Our results suggest that pain sensitisation is clinically relevant in a hand OA population. However, the minimal clinically important difference of joint counts is unknown and needs to be explored in future studies. Improved knowledge about pain phenotypes is required for better pain management through more personalised medicine. Pain sensitisation is recommended as a potential stratification tool in clinical knee OA trials.19 We propose that future clinical hand OA trials should include a similar recommendation.

This study is limited by cross-sectional data, which makes cautious interpretation of the directions of the relationships necessary. Although the same detailed protocol was followed by trained examiners, the reliability of the QST was not optimal. The moderate inter-assessor reliability might have influenced our results, although associations remained similar when repeated with assessments conducted by the examiner that performed most assessments (73.5%). The moderate reliability may have led to misclassification of the participants. With improved reliability we could have found more consistent statistically significant associations with joint counts and widespread pain for all QST measures. More training of the examiners, more participants included in the reliability exercise and more focus on concentration and cooperation are important to provide better reliability of QST in future studies. Participants were recruited from secondary care, which may limit the generalisability of the results.

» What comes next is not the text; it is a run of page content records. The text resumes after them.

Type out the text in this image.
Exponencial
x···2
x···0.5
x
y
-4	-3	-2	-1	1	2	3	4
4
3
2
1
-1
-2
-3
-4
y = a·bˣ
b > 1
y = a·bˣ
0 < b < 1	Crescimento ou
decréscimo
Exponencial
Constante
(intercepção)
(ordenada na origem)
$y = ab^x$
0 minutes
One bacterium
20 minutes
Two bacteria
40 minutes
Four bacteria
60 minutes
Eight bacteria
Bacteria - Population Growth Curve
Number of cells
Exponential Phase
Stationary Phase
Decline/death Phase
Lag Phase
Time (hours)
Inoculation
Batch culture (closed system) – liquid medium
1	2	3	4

In conclusion, pain sensitisation, measured by lower PPTs, was associated with more tender and painful joints in the hands and the total body in people with hand OA. Our results indicate that tender and painful joint counts are related not only to local disease processes, but also to pain sensitisation. Central sensitisation also seems to be associated with widespread pain in people with hand OA. Pain sensitisation should receive attention in the search for better pain management of these patients.